Near the Elbe Riverand a German town called Madgeburg sat one of the Nazis’ most important weapons research centers. The Hillersleben Proving Grounds were used by the Germans to test-fire big artillery guns and howitzers. And when I say big, I mean big—massive railway guns that could launch a projectile miles into the distance. This was a huge enterprise. When the U.S. Army took control of the facility late in the war, they were in awe of the scale of operation. There was no equivalent facility in the United States. It was, as one ordnance officer put it, “a maintenance company’s dream.”

But Hillersleben had a purpose beyond the testing, upkeep, and maintenance of conventional (albeit really large) artillery weapons. Tucked into a corner of the facility was a group of more than a hundred scientists and engineers working on all kinds of devious and dastardly experimental weapons systems. Things like a 600-millimeter diameter (about twenty-four inches) mortar that could launch 2,000-pound projectiles up to three and a half miles, and parts of the sinister V-3 super-cannon, which could blast a massive projectile one hundred miles—five times the distance from France to England across the Strait of Dover.

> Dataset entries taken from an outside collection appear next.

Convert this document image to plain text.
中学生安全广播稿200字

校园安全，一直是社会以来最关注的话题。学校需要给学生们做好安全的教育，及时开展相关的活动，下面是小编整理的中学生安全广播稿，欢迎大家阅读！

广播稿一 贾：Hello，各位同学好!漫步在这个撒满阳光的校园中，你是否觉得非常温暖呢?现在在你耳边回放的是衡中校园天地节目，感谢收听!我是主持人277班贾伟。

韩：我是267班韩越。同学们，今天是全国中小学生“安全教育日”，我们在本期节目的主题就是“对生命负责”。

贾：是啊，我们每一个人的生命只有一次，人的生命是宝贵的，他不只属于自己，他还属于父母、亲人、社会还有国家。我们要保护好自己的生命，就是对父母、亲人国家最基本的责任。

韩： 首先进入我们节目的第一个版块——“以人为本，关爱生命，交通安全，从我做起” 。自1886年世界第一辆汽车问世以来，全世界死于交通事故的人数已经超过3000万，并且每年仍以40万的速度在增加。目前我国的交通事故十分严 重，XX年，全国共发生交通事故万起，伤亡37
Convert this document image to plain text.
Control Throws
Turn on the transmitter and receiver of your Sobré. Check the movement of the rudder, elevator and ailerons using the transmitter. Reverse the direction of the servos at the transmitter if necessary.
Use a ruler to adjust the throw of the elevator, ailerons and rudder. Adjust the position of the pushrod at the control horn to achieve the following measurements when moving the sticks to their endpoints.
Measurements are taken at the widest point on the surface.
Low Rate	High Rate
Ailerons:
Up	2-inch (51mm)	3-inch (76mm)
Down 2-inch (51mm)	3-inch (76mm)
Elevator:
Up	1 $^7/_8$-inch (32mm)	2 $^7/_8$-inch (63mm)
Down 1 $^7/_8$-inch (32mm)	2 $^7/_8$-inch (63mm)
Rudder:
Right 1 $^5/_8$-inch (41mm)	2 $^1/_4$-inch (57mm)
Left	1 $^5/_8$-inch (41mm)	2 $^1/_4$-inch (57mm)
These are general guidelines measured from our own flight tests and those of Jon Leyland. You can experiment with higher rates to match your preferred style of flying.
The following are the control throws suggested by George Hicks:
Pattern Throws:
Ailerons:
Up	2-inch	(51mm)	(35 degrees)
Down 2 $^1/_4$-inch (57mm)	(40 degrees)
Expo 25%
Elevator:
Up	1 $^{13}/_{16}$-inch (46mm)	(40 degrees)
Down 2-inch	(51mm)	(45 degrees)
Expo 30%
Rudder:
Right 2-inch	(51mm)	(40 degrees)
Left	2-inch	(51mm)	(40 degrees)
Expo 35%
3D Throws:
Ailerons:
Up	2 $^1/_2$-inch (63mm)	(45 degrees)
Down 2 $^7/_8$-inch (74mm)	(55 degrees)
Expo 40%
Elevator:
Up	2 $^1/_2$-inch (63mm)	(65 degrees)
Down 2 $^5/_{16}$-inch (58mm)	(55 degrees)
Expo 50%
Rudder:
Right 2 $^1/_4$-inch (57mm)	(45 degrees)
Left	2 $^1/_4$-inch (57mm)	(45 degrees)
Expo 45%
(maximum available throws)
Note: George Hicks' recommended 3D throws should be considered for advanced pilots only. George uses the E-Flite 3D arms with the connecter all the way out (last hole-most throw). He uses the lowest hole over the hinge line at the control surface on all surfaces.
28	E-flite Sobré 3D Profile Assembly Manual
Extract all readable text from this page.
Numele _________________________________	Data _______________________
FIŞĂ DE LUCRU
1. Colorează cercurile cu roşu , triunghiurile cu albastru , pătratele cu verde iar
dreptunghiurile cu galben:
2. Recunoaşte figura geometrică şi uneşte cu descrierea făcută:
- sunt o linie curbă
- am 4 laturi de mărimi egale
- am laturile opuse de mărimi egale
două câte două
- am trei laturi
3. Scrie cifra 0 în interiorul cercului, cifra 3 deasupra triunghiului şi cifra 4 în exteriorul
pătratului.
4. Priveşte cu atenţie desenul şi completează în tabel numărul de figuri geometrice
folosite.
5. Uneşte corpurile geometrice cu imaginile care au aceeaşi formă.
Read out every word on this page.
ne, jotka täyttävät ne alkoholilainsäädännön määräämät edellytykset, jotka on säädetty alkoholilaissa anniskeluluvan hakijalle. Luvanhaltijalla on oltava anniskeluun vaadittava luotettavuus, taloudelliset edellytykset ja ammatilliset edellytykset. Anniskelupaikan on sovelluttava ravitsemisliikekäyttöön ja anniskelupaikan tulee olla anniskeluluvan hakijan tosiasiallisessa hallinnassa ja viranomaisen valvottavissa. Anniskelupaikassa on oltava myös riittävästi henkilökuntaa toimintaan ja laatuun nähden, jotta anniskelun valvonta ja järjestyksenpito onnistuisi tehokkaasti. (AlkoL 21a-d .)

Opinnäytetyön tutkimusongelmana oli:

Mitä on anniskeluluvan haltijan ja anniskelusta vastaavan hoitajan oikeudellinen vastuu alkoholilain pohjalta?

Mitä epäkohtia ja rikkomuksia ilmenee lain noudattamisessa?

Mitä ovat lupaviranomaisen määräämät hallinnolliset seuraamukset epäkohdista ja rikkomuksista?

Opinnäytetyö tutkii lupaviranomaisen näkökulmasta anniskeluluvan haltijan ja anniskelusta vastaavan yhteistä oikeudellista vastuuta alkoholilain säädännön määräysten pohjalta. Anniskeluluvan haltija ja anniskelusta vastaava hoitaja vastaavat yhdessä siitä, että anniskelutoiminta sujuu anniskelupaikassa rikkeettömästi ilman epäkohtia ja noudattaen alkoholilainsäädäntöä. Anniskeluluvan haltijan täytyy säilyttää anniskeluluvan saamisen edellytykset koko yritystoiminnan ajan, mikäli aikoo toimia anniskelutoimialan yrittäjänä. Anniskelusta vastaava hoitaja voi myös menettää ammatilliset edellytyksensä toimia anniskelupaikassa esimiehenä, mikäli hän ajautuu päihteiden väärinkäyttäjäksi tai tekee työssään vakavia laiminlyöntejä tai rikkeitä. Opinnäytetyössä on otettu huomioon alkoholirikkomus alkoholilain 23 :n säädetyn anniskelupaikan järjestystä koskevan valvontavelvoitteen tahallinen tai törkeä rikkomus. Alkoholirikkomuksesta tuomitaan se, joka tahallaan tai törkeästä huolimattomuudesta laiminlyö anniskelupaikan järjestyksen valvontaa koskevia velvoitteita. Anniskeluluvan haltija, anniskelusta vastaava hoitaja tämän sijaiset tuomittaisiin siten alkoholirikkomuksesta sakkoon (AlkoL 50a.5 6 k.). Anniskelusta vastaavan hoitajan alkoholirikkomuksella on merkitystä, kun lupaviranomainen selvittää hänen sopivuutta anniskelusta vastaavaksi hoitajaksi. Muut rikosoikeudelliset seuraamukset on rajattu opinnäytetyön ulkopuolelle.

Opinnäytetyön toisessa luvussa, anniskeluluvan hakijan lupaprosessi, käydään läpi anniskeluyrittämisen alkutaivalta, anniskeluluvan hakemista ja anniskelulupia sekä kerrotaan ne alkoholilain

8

Meanwhile, some of these scientists and engineers were working on a different kind of project, one that cannot be lumped in with all the other “conventional” experiments. It was called the Sonnengewehr, and it was based on a design concept originally described by Hermann Oberth in his 1929 book Ways to Spaceflight . [12] Wege zur Raumschiffahrt. Oberth called for a space station [13] Called Raumstations. that would orbit about 625 miles above the Earth (for comparison, the International Space Station orbits at about 220 miles up). Ways to Spaceflight is full of detail on the project: It would be sent into space and constructed in prefabricated sections that would be linked together like a Lego set once settled in orbit; it would spin on its axis to produce artificial gravity within the station; it would be used for scientific and astronomical observations, meteorological observations, search-and-rescue operations, and telegraph relays. Oberth, clearly understanding that his concept would be undeniably alluring to the German military and national security community (even before Hitler came to power), also suggested that his space station could be used for the collection of military intelligence. Because of course it could.